Marketing departments and savvy restaurants have discovered the effect that music has on their dining customers. Soft, warm music will permit diners to extend their stay in a romantic (read pricey) restaurant. Annoying music played softly (or loudly. Whatever) in the background will subtly encourage people to make their meal a quick one and leave. People are hungry but irritated and will leave rather than linger.
The idea of the unusual pairings first came to my attention during the Andy Warhol exhibit at the Gallery of Fine Art at the Bellagio in February of 2013. Tarissa Tiberti, the Gallery’s director, was impressed by the efforts of Jason Smith, Master Sommelier and William Moss, Wine Director and Sommelier at Le Cirque and Circo restaurants. More on that in a moment.

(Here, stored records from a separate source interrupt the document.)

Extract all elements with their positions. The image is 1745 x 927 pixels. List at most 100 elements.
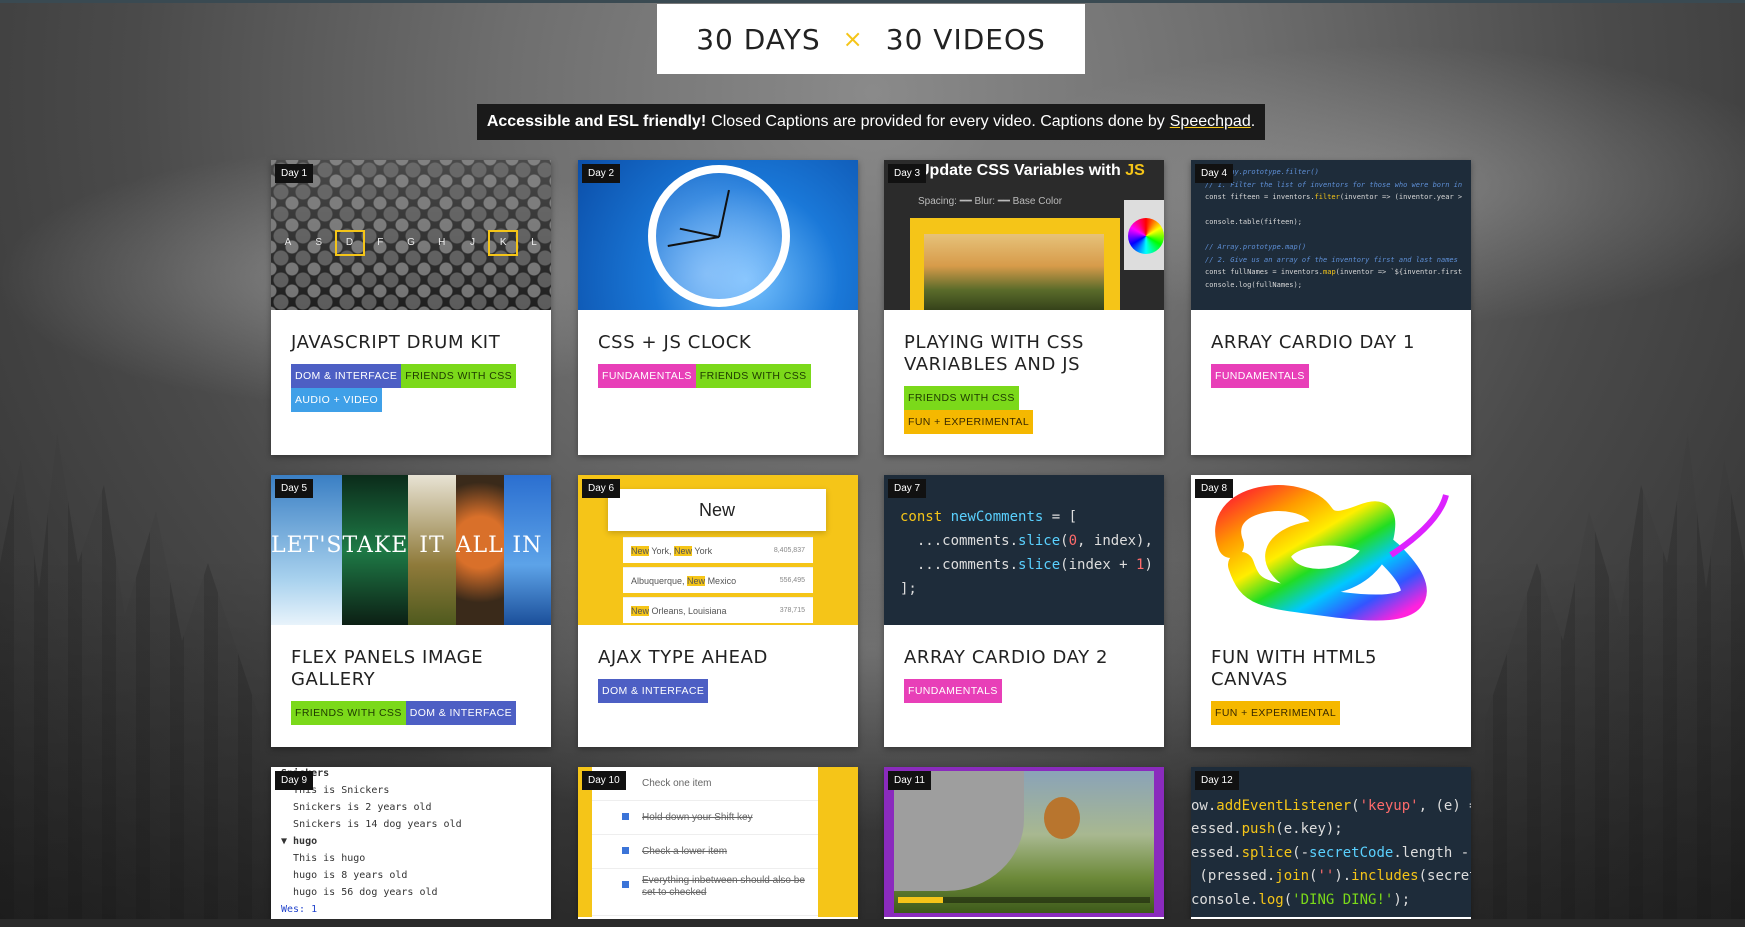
card-title[interactable]: Array Cardio Day 2: [904, 647, 1144, 669]
card-title[interactable]: Ajax Type Ahead: [598, 647, 838, 669]
day-badge: Day 11: [888, 771, 931, 790]
thumbnail-drum-kit: A S D F G H J K L Day 1: [271, 160, 551, 310]
checkbox-item: Check a lower item: [592, 835, 818, 869]
thumb-controls: Spacing: ━━ Blur: ━━ Base Color: [918, 196, 1063, 207]
drum-key: A: [284, 237, 292, 248]
tag-list: Fun + Experimental: [1211, 701, 1451, 725]
tag-audio-video[interactable]: Audio + Video: [291, 388, 383, 412]
thumbnail-array-cardio-1: // Array.prototype.filter() // 1. Filter…: [1191, 160, 1471, 310]
day-badge: Day 8: [1195, 479, 1234, 498]
drum-key: H: [438, 237, 446, 248]
tag-fun-experimental[interactable]: Fun + Experimental: [1211, 701, 1341, 725]
banner-text: Closed Captions are provided for every v…: [711, 113, 1165, 130]
thumb-title: Update CSS Variables with JS: [918, 162, 1145, 179]
video-card-day-10[interactable]: Check one item Hold down your Shift key …: [578, 767, 858, 927]
speechpad-link[interactable]: Speechpad: [1170, 113, 1251, 131]
tag-dom-interface[interactable]: DOM & Interface: [291, 364, 402, 388]
search-box: New: [608, 489, 826, 531]
video-card-day-6[interactable]: New New York, New York 8,405,837 Albuquer…: [578, 475, 858, 747]
code-snippet: const newComments = [ ...comments.slice(…: [900, 509, 1153, 597]
squirrel-image: [1044, 797, 1080, 839]
checkbox-icon: [622, 813, 629, 820]
thumbnail-key-sequence: ow.addEventListener('keyup', (e) => esse…: [1191, 767, 1471, 917]
tag-dom-interface[interactable]: DOM & Interface: [405, 701, 516, 725]
card-title[interactable]: JavaScript Drum Kit: [291, 332, 531, 354]
day-badge: Day 7: [888, 479, 927, 498]
day-badge: Day 3: [888, 164, 927, 183]
thumbnail-console: Snickers This is Snickers Snickers is 2 …: [271, 767, 551, 917]
video-card-day-7[interactable]: const newComments = [ ...comments.slice(…: [884, 475, 1164, 747]
clock-hand: [667, 236, 720, 248]
tag-friends-with-css[interactable]: Friends with CSS: [291, 701, 406, 725]
card-title[interactable]: Fun with HTML5 Canvas: [1211, 647, 1451, 691]
thumbnail-canvas: Day 8: [1191, 475, 1471, 625]
card-title[interactable]: Playing with CSS Variables and JS: [904, 332, 1144, 376]
thumbnail-array-cardio-2: const newComments = [ ...comments.slice(…: [884, 475, 1164, 625]
flex-panel: IT: [408, 475, 456, 625]
tag-list: DOM & Interface Friends with CSS Audio + …: [291, 364, 531, 412]
banner-bold: Accessible and ESL friendly!: [486, 113, 707, 130]
tag-fundamentals[interactable]: Fundamentals: [598, 364, 696, 388]
color-wheel-icon: [1128, 218, 1164, 254]
video-progress-bar: [898, 897, 1150, 903]
site-logo[interactable]: 30 DAYS × 30 VIDEOS: [657, 4, 1085, 74]
tag-friends-with-css[interactable]: Friends with CSS: [695, 364, 811, 388]
video-card-day-8[interactable]: Day 8 Fun with HTML5 Canvas Fun + Experi…: [1191, 475, 1471, 747]
day-badge: Day 5: [275, 479, 314, 498]
checkbox-list: Check one item Hold down your Shift key …: [592, 767, 818, 917]
code-snippet: // Array.prototype.filter() // 1. Filter…: [1205, 168, 1463, 289]
checkbox-icon: [622, 847, 629, 854]
drum-key: J: [470, 237, 475, 248]
checkbox-item: Check one item: [592, 767, 818, 801]
video-card-day-3[interactable]: Update CSS Variables with JS Spacing: ━━…: [884, 160, 1164, 455]
video-card-day-5[interactable]: LET'S TAKE IT ALL IN Day 5 Flex Panels I…: [271, 475, 551, 747]
flex-panel: IN: [503, 475, 551, 625]
card-title[interactable]: Flex Panels Image Gallery: [291, 647, 531, 691]
tag-dom-interface[interactable]: DOM & Interface: [598, 679, 709, 703]
flex-panel: TAKE: [342, 475, 409, 625]
thumbnail-clock: Day 2: [578, 160, 858, 310]
logo-separator: ×: [842, 25, 864, 53]
suggestion-row: Albuquerque, New Mexico 556,495: [623, 567, 813, 593]
video-card-day-9[interactable]: Snickers This is Snickers Snickers is 2 …: [271, 767, 551, 927]
checkbox-icon: [622, 881, 629, 888]
tag-fundamentals[interactable]: Fundamentals: [904, 679, 1002, 703]
video-card-day-2[interactable]: Day 2 CSS + JS Clock Fundamentals Friends…: [578, 160, 858, 455]
code-snippet: ow.addEventListener('keyup', (e) => esse…: [1191, 797, 1471, 908]
drum-key: G: [407, 237, 415, 248]
thumbnail-type-ahead: New New York, New York 8,405,837 Albuquer…: [578, 475, 858, 625]
video-card-day-11[interactable]: Day 11: [884, 767, 1164, 927]
drum-key: L: [531, 237, 537, 248]
tag-list: Fundamentals: [1211, 364, 1451, 388]
tag-list: Friends with CSS Fun + Experimental: [904, 386, 1144, 434]
suggestion-row: New Orleans, Louisiana 378,715: [623, 597, 813, 623]
drum-key: F: [377, 237, 384, 248]
bottom-bar: [0, 919, 1745, 927]
tag-list: Fundamentals Friends with CSS: [598, 364, 838, 388]
day-badge: Day 6: [582, 479, 621, 498]
logo-left: 30 DAYS: [696, 22, 821, 56]
thumbnail-css-variables: Update CSS Variables with JS Spacing: ━━…: [884, 160, 1164, 310]
tag-friends-with-css[interactable]: Friends with CSS: [904, 386, 1019, 410]
captions-banner: Accessible and ESL friendly! Closed Capt…: [477, 104, 1265, 140]
tag-fun-experimental[interactable]: Fun + Experimental: [904, 410, 1034, 434]
day-badge: Day 4: [1195, 164, 1234, 183]
card-title[interactable]: Array Cardio Day 1: [1211, 332, 1451, 354]
clock-hand: [679, 227, 720, 238]
tag-list: Fundamentals: [904, 679, 1144, 703]
tag-fundamentals[interactable]: Fundamentals: [1211, 364, 1309, 388]
day-badge: Day 2: [582, 164, 621, 183]
video-card-day-12[interactable]: ow.addEventListener('keyup', (e) => esse…: [1191, 767, 1471, 927]
clock-hand: [718, 189, 730, 238]
video-card-day-1[interactable]: A S D F G H J K L Day 1 JavaScript Drum …: [271, 160, 551, 455]
flex-panel: ALL: [455, 475, 504, 625]
day-badge: Day 12: [1195, 771, 1239, 790]
card-title[interactable]: CSS + JS Clock: [598, 332, 838, 354]
thumbnail-video-player: Day 11: [884, 767, 1164, 917]
checkbox-item: Hold down your Shift key: [592, 801, 818, 835]
video-card-day-4[interactable]: // Array.prototype.filter() // 1. Filter…: [1191, 160, 1471, 455]
drum-key: D: [334, 230, 365, 256]
tag-friends-with-css[interactable]: Friends with CSS: [401, 364, 516, 388]
drum-keys: A S D F G H J K L: [273, 230, 549, 256]
day-badge: Day 9: [275, 771, 314, 790]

Professor Charles Spence, Professor of Experimental Psychology in the Crossmodal Research Laboratory at the University of Oxford’s Department of Experimental Psychology has done a great deal of research comparing the responses of humans to unusual outside stimuli. Some of these stimuli include people’s reactions to colors of dinnerware, size and weight of cutlery, the effect of music on the dining experience, the effect of music while drinking wine, and even the effect of the type of roads while driving! It all comes down to what is called “multisensory perception.”
For the sake of our discussion we’ll focus only on the wine aspect of Prof. Spence’s research.

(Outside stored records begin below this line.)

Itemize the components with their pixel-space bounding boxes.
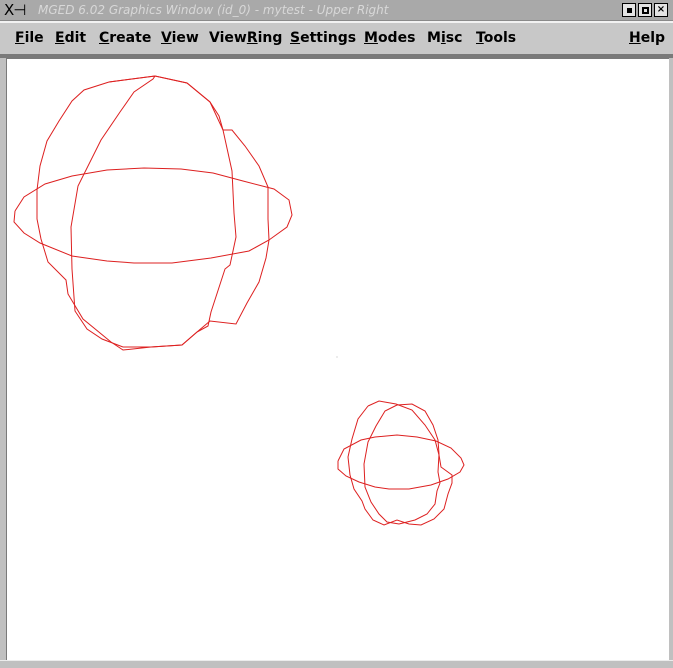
maximize-button[interactable]	[638, 3, 652, 17]
bottom-frame	[0, 660, 673, 668]
small-sphere[interactable]	[337, 400, 465, 526]
large-sphere-ring-3	[13, 167, 293, 264]
menu-tools[interactable]: Tools	[476, 28, 516, 48]
window-menu-icon[interactable]: X⊣	[4, 2, 36, 18]
small-sphere-ring-1	[363, 403, 441, 525]
menu-view[interactable]: View	[161, 28, 199, 48]
menu-viewring[interactable]: ViewRing	[209, 28, 282, 48]
menu-create[interactable]: Create	[99, 28, 151, 48]
large-sphere-ring-1	[70, 75, 237, 348]
view-center-dot	[336, 356, 338, 358]
menu-help[interactable]: Help	[629, 28, 665, 48]
small-sphere-ring-2	[347, 400, 453, 526]
minimize-button[interactable]	[622, 3, 636, 17]
menu-modes[interactable]: Modes	[364, 28, 415, 48]
mged-graphics-window: X⊣ MGED 6.02 Graphics Window (id_0) - my…	[0, 0, 673, 668]
close-button[interactable]: ×	[654, 3, 668, 17]
large-sphere[interactable]	[13, 75, 293, 351]
close-icon: ×	[656, 4, 666, 15]
menu-misc[interactable]: Misc	[427, 28, 462, 48]
graphics-canvas[interactable]	[6, 58, 669, 660]
menu-settings[interactable]: Settings	[290, 28, 356, 48]
menu-edit[interactable]: Edit	[55, 28, 86, 48]
minimize-icon	[626, 7, 632, 13]
window-title: MGED 6.02 Graphics Window (id_0) - mytes…	[38, 3, 389, 17]
menu-file[interactable]: File	[15, 28, 44, 48]
title-bar[interactable]: X⊣ MGED 6.02 Graphics Window (id_0) - my…	[0, 0, 673, 21]
menu-bar: File Edit Create View ViewRing Settings …	[0, 21, 673, 54]
maximize-icon	[641, 6, 649, 14]
small-sphere-ring-3	[337, 434, 465, 490]
wireframe-view	[13, 75, 465, 526]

According to Professor Spence, our enjoyment of wine can be linked to the atmosphere of the restaurant, the lighting, the food, and even the glass in which the wine is served. That’s a feature that Reidel has exploited. But is it so?
While I had always put my love of wine in the emotional realm anyway, it wasn’t until the Vegas Wineaux Wine Club went (as a small group) to an Art & Wine event at the Bellagio when they opened the Andy Warhol Exhibit. At the event they spoke of the emotion of pairing wine with art. Unfortunately we weren’t permitted to take our glasses into the gallery, but we were given the rationale of which wines paired with which pieces of art. Hm. Interesting. And in a good way.

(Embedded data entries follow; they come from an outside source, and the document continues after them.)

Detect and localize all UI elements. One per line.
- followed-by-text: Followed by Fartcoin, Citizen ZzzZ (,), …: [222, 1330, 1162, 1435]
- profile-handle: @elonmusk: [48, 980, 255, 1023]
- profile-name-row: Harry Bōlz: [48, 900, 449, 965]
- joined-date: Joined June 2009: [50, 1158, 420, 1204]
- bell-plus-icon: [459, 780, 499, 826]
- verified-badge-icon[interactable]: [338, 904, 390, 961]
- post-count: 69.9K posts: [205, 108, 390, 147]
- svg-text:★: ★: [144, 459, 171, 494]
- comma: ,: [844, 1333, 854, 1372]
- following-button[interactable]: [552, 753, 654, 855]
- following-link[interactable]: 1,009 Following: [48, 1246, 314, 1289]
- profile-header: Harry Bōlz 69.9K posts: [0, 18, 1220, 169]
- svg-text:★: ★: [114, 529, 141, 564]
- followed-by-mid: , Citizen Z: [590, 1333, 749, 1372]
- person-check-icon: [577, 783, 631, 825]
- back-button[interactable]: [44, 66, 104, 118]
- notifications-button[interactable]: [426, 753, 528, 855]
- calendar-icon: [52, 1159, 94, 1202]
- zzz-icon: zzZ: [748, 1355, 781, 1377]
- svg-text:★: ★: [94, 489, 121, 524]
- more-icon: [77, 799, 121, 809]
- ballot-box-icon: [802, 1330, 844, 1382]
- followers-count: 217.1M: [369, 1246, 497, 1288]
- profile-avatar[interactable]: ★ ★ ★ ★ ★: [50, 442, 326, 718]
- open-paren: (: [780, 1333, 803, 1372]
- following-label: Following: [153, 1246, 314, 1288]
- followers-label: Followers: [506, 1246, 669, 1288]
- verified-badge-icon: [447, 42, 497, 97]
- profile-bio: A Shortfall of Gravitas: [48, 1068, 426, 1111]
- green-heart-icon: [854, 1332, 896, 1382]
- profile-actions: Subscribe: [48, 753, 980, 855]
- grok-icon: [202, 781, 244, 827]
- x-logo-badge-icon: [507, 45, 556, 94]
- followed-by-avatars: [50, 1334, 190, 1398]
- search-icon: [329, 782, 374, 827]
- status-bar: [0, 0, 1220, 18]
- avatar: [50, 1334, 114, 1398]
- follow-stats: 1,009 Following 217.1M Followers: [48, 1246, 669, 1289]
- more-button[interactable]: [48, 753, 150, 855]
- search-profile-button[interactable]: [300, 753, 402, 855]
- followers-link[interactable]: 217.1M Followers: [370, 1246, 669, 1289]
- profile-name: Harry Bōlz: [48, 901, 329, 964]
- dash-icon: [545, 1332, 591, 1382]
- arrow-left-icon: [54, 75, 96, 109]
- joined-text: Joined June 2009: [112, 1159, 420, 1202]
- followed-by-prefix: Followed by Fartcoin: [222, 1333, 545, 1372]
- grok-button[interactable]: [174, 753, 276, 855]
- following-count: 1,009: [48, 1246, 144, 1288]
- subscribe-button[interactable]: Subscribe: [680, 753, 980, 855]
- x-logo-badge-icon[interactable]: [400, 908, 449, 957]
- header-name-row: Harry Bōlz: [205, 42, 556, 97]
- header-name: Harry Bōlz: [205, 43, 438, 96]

What? What happened to savory with savory, sweet with sweet? Well, it was all there, only on an emotional level.
It really had me thinking on how other this could work in other ways.
If you’re watching I Love Lucy, are you thinking a deep and brooding Petit Sirah or a complex Bordeaux? Or are you thinking a spritzy pink Muscat, chilled and ready for an evening of laughter and fun? See how that works?
Now why am I talking about this? As you know, this is my year of wine immersion. I have finished my California Wine Appellation Specialist credential, with WSET, CSW, Sommelier, and more to come. While working towards these certifications, one thing has become very clear. That is, there is no room for emotion in wine. Everything is about analysis, breaking the wine down into its component parts, and laying out the physical structure in written terms. There is zero room for anything emotional or intangible. Period. But I’m not worried about that because in my mind, knowing the physical makeup of the wines actually helps with the emotion. If someone is dining and drinking alone and not happy about that fact, for instance, telling that person that a Pinot Noir is gentle, silky on the palate, and warming to the heart is a good start to that customer having a satisfying experience. “Warming to the heart” isn’t a phrase that’s permitted on the tasting grid. Knowing each wine, however, is key to being able to make studied, correct, and, yes, emotional, recommendations. Once I’m done with school… Emote away!
The opening quotation from Beethoven proves that this isn’t a new concept. Wine is the glue that can hold music, art – and food – close to the spirit and heart of man. Just take a look at the quotes on the sidebar of this page – the concept of wine as more than just a beverage has been a part of the human experience for millennia.